The drugs most commonly connected with drug-induced lupus are:
- Hydralazine (used to treat high blood pressure or hypertension)
- Procainamide (used to treat irregular heart rhythms)
- Isoniazid (used to treat tuberculosis)
Drug-induced lupus is more common in men because they are given these drugs more often; however, not everyone who takes these drugs will develop the disease.
The symptoms of drug-induced lupus
Specific criteria for diagnosing drug-induced lupus have not been formally established. However, symptoms often overlap with those of systemic lupus erythematosus (SLE). These include:
- muscle and joint pain sometimes with swelling
- flu-like symptoms of fatigue and fever
- serositis (inflammation around the lungs or heart that causes pain or discomfort)
- certain laboratory test abnormalities
While the symptoms of drug-induced lupus are similar to those of systemic lupus, only rarely will any major organs be affected.
How quickly does drug-induced lupus develop?
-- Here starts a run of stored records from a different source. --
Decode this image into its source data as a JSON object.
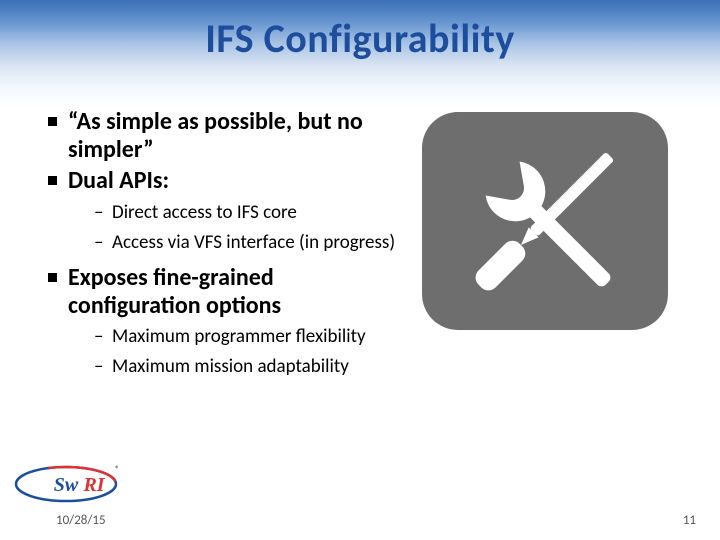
{
  "title": "IFS Configurability",
  "bullets": [
    {
      "text": "“As simple as possible, but no simpler”",
      "sub": []
    },
    {
      "text": "Dual APIs:",
      "sub": [
        "Direct access to IFS core",
        "Access via VFS interface (in progress)"
      ]
    },
    {
      "text": "Exposes fine-grained configuration options",
      "sub": [
        "Maximum programmer flexibility",
        "Maximum mission adaptability"
      ]
    }
  ],
  "footer": {
    "date": "10/28/15",
    "page": "11"
  },
  "logo_text": "SwRI",
  "colors": {
    "title": "#1d4e9e",
    "icon_bg": "#6e6e6e",
    "icon_fg": "#ffffff"
  }
}
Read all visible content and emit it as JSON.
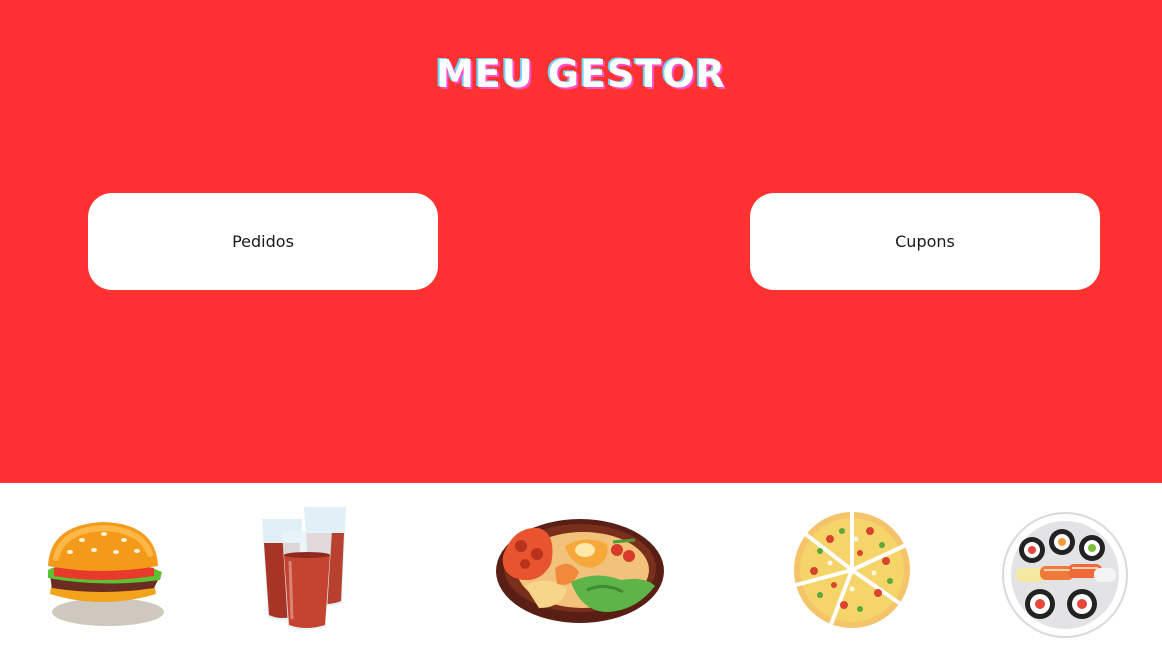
{
  "header": {
    "title": "MEU GESTOR"
  },
  "menu": {
    "pedidos_label": "Pedidos",
    "cupons_label": "Cupons"
  },
  "colors": {
    "background": "#ff3131",
    "card": "#ffffff"
  },
  "footer": {
    "illustrations": [
      "burger-icon",
      "soda-glasses-icon",
      "food-bowl-icon",
      "pizza-icon",
      "sushi-plate-icon"
    ]
  }
}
It usually takes several months or even years of continuous therapy with the medication before symptoms appear. For people treated for one to two years as currently used doses of the high-risk drugs, approximately 5% of those taking hydralazine and 20% of those taking procainamide will develop drug-induced lupus. With most of the other drugs, the risk is less than 1% and usually less than 0.1% that those taking the medication will develop drug-induced lupus.
How long will drug-induced lupus continue?
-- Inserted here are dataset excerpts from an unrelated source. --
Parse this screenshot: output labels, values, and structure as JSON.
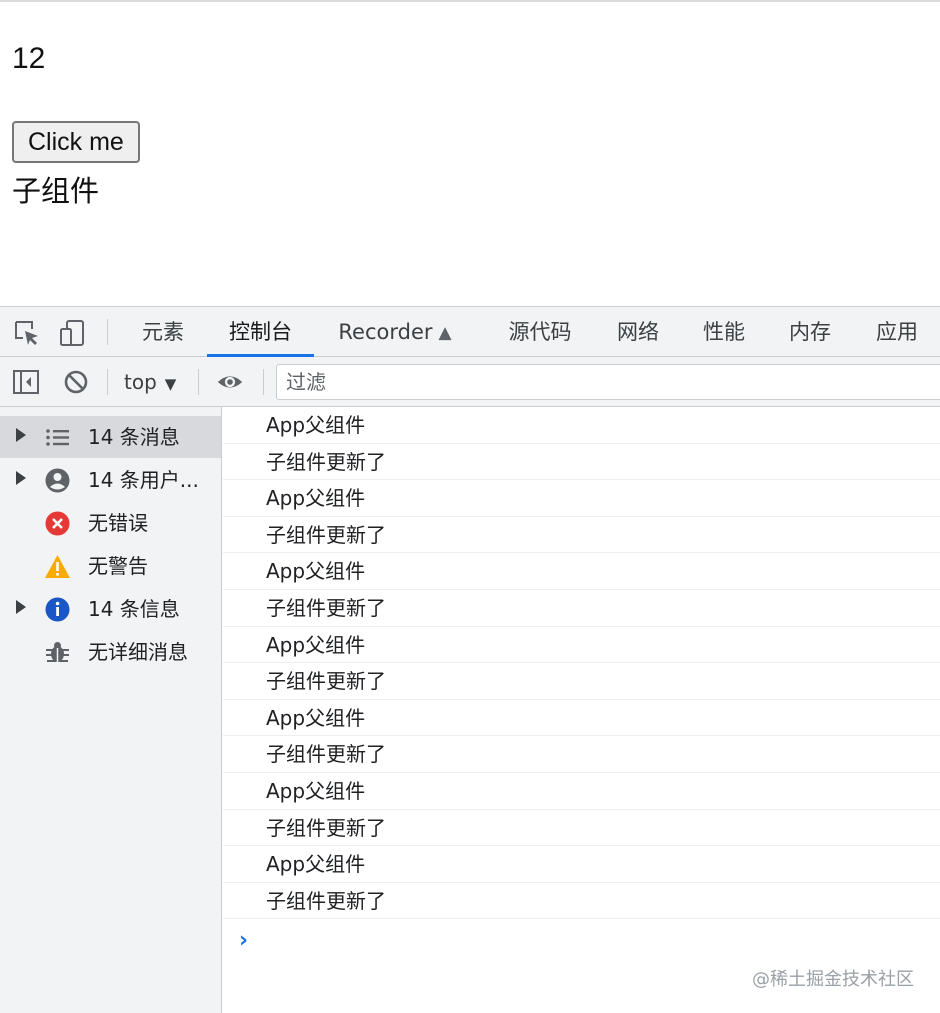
{
  "page": {
    "counter": "12",
    "button_label": "Click me",
    "child_text": "子组件"
  },
  "devtools": {
    "tabs": [
      {
        "label": "元素"
      },
      {
        "label": "控制台"
      },
      {
        "label": "Recorder"
      },
      {
        "label": "源代码"
      },
      {
        "label": "网络"
      },
      {
        "label": "性能"
      },
      {
        "label": "内存"
      },
      {
        "label": "应用"
      }
    ],
    "active_tab": "控制台",
    "recorder_icon": "flask-icon",
    "toolbar": {
      "context": "top",
      "filter_placeholder": "过滤"
    },
    "sidebar": [
      {
        "label": "14 条消息",
        "icon": "list-icon",
        "expandable": true,
        "selected": true
      },
      {
        "label": "14 条用户...",
        "icon": "user-icon",
        "expandable": true,
        "selected": false
      },
      {
        "label": "无错误",
        "icon": "error-icon",
        "expandable": false,
        "selected": false
      },
      {
        "label": "无警告",
        "icon": "warning-icon",
        "expandable": false,
        "selected": false
      },
      {
        "label": "14 条信息",
        "icon": "info-icon",
        "expandable": true,
        "selected": false
      },
      {
        "label": "无详细消息",
        "icon": "bug-icon",
        "expandable": false,
        "selected": false
      }
    ],
    "logs": [
      "App父组件",
      "子组件更新了",
      "App父组件",
      "子组件更新了",
      "App父组件",
      "子组件更新了",
      "App父组件",
      "子组件更新了",
      "App父组件",
      "子组件更新了",
      "App父组件",
      "子组件更新了",
      "App父组件",
      "子组件更新了"
    ],
    "prompt_symbol": "›"
  },
  "watermark": "@稀土掘金技术社区",
  "colors": {
    "accent": "#1a73e8",
    "error": "#e53935",
    "warning": "#f9ab00",
    "info": "#1a56c6"
  }
}
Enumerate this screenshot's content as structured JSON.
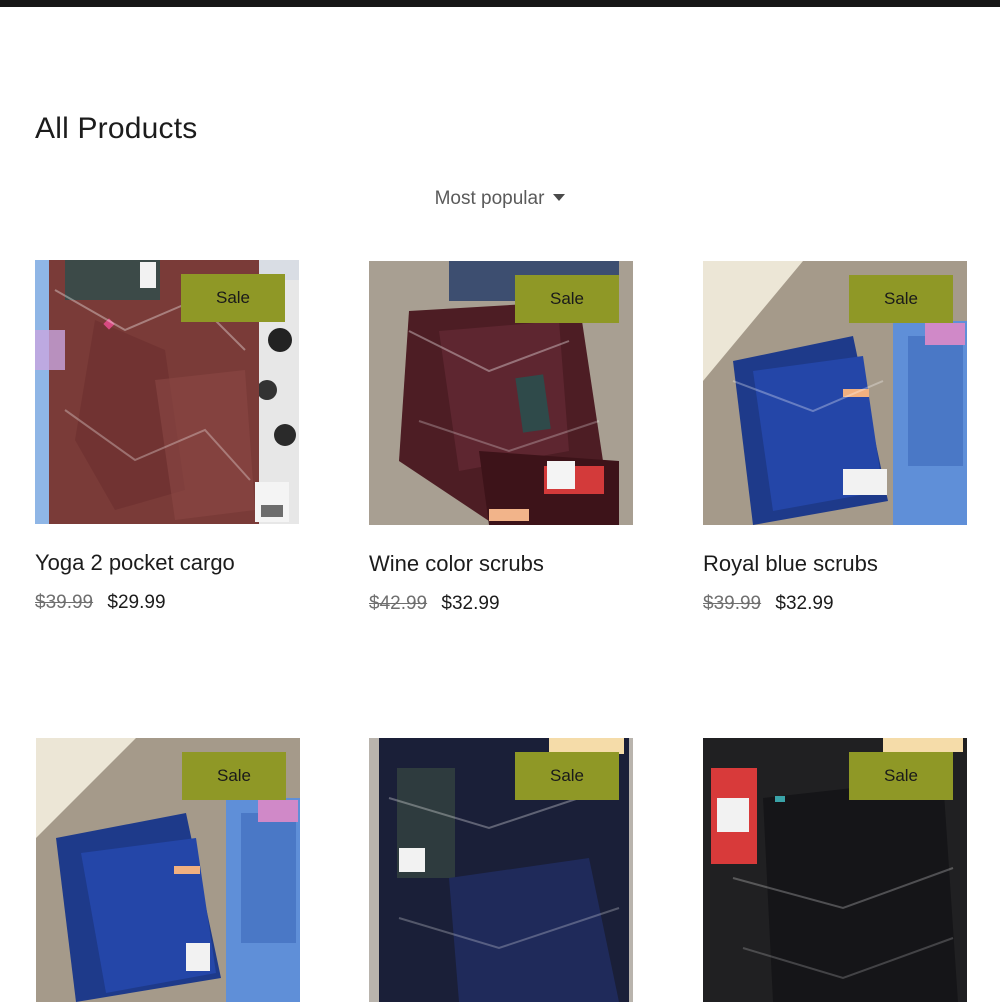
{
  "page": {
    "title": "All Products"
  },
  "sort": {
    "selected": "Most popular"
  },
  "products": [
    {
      "name": "Yoga 2 pocket cargo",
      "badge": "Sale",
      "price_old": "$39.99",
      "price_new": "$29.99",
      "image_icon": "burgundy-pants-in-plastic"
    },
    {
      "name": "Wine color scrubs",
      "badge": "Sale",
      "price_old": "$42.99",
      "price_new": "$32.99",
      "image_icon": "wine-scrubs-on-carpet"
    },
    {
      "name": "Royal blue scrubs",
      "badge": "Sale",
      "price_old": "$39.99",
      "price_new": "$32.99",
      "image_icon": "blue-scrubs-on-carpet"
    },
    {
      "name": "",
      "badge": "Sale",
      "price_old": "",
      "price_new": "",
      "image_icon": "blue-scrubs-on-carpet"
    },
    {
      "name": "",
      "badge": "Sale",
      "price_old": "",
      "price_new": "",
      "image_icon": "navy-scrubs-in-plastic"
    },
    {
      "name": "",
      "badge": "Sale",
      "price_old": "",
      "price_new": "",
      "image_icon": "black-scrubs-in-plastic"
    }
  ],
  "colors": {
    "badge_bg": "#8f9826",
    "topbar": "#161616"
  }
}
The lupus-like symptoms usually disappear within six months after these medications are stopped.
What is neonatal lupus?
Neonatal lupus is not true lupus. It is a rare condition associated with anti-SSA/Ro and/or anti-SSB/La antibodies from the mother that affect the fetus. At birth, the baby may have a skin rash, liver problems, or low blood cell counts, but these symptoms typically disappear completely after six months with no lasting effects.
The most serious symptom is congenital heart block, which causes a slow heartbeat. Although very rare, newborns of women with lupus are at greater risk for developing this potentially life-threatening complication. Congenital heart block is usually detected when the fetus is between 18 and 24 weeks old. The condition does not disappear, and affected infants will eventually need a pacemaker.
With proper testing, physicians can now identify most at-risk mothers, and the infant can be treated at or before birth. Most infants of mothers with lupus are entirely healthy.